At Exteriors Designer Showroom, she found a colorful Company C striped rug that she placed on the floor “to unify the orange entry and the aqua media room.” The pale aqua ottoman, tufted with orange patterned buttons, was crafted by locally-based Iron Thread Design, and the comical bulldog art was brought from the homeowner’s previous lake house.
Radovich says she “cannot help but smile the minute she walks through the orange
entry door — the space energizes me.” In the media room, the black leather sectional came with the house, and Radovich contrasted the black with bright aqua wall paint for a sense of fun.
She also added a red enamel table from 5 Elements for a pop of color in thecenter of the room. The homeowner, a realtor who according to Radovich “has a great sense of style, found the nostalgic photographic art in Houston, and the vivid daisy rug and pillows at Crate and Barrel.” In this space, they clearly created the perfect hangout for the homeowners’ college-aged children.

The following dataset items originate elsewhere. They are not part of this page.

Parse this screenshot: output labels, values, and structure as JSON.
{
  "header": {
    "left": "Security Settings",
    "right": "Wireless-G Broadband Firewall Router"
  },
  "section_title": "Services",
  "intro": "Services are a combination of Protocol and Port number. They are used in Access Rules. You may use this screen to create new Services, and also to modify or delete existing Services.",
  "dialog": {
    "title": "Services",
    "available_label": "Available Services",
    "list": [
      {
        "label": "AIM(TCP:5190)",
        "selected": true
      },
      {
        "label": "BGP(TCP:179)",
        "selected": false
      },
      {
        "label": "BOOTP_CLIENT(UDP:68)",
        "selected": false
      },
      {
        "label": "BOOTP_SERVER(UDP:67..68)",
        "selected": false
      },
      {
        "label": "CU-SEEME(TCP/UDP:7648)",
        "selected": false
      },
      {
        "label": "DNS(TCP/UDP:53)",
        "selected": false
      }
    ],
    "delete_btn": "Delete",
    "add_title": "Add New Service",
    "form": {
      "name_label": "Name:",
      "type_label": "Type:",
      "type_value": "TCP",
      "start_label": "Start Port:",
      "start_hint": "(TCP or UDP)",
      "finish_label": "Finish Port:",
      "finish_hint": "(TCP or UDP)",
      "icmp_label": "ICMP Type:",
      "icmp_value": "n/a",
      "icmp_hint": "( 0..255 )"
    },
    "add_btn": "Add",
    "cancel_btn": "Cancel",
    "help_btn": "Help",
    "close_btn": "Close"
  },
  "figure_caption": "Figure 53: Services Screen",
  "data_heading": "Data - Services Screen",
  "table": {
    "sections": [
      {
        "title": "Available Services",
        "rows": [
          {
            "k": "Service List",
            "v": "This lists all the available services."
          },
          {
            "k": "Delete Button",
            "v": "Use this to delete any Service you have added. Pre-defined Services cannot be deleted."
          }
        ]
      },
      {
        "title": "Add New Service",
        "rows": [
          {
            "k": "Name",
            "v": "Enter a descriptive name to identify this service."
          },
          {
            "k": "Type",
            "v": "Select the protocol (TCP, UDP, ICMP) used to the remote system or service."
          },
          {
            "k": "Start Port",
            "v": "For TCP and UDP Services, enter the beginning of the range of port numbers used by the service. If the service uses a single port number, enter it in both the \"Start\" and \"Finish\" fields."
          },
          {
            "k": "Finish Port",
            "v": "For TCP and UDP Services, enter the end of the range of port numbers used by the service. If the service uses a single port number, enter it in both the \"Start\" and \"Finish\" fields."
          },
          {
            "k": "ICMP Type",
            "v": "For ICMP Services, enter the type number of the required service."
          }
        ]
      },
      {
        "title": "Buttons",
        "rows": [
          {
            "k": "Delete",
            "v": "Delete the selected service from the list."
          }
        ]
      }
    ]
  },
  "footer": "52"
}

But at some point, everyone needs to sleep. And there is no shortage of places
to lay one’s head in this remodel. With a perfect green hue already painted on the
walls of one guest room, Radovich was able “to find a trundle, a triple bunk bed
and a chair/chaise/bed to sleep 6 in this room. The client had the quilts and polka
dot bedding to add whimsy and a bit of nostalgia.” The ‘bunk’ room is lined with
four beds draped in leopard comforters from the homeowner’s previous lake
house. Radovich added the lake home’s signature aqua tones and the homeowner
found the playful Lifesavers art.
In the master bedroom, Radovich wanted to give the homeowners a restful
place to retreat. That first meant extending the wall between the sofa in the great
room and the master bedroom, which originally did not go all the way to the
ceiling. Rob Mall Construction raised this wall to the ceiling, eliminating the issue of
sound transfer from the great room. Then Radovich set about making the space
a haven for tranquility. She “specified a tall Nathan Anthony headboard and
upholstered it in textured linen with sketchy gray circles. The organic cotton
duvet from Restoration Hardware is accented with a rectangular Ankasa Ikat
linen pillow from Wildflower.” She used “the cobalt blue in the accent pillow to
anchor the bed, and finished the room with a neutral chair and window panels,
whitewashed end tables and a grey rug for a relaxed atmosphere. The crystals on the
lamps add a romantic tone.” The deeper hues evoke a sense of calm, successfully
giving the parents the respite they will most likely need from all of the young
people visiting each weekend.
The art in each space is certainly conversation-worthy, none more so than the absolutely fabulous longhorn painting in the hallway off of the great room. Radovich spotted the longhorn at Art City Austin for a Wimberley ranch project, and at the same event selected a colorful cow for this lake house. But when she showed the cow to the homeowner,
she “wasn’t enthusiastic, and said ‘if it were only a Longhorn, I might be interested.’” So Radovich showed her the image of the longhorn painting she had placed in the ranch project and the homeowner “was immediately enamored by it.” They commissioned the Atlanta artist, who uses a technique of applying paint and wax over photographs to give it a unique depth, to paint a slightly different longhorn for the lake house. And now said longhorn holds court amongst a bevy of beautifully-unique pieces of pop art in the home.
When asked what factors are key when designing a lake house vacation home, Radovich replies that one should always “keep it simple. Make it uncluttered and restful. Have amenities that make you feel pampered…whether that is luxury linens, the New York Times, or simply a cold beer.” She also adds that materials should be durable and easy to maintain, after all, a vacation home should be all about the vacation!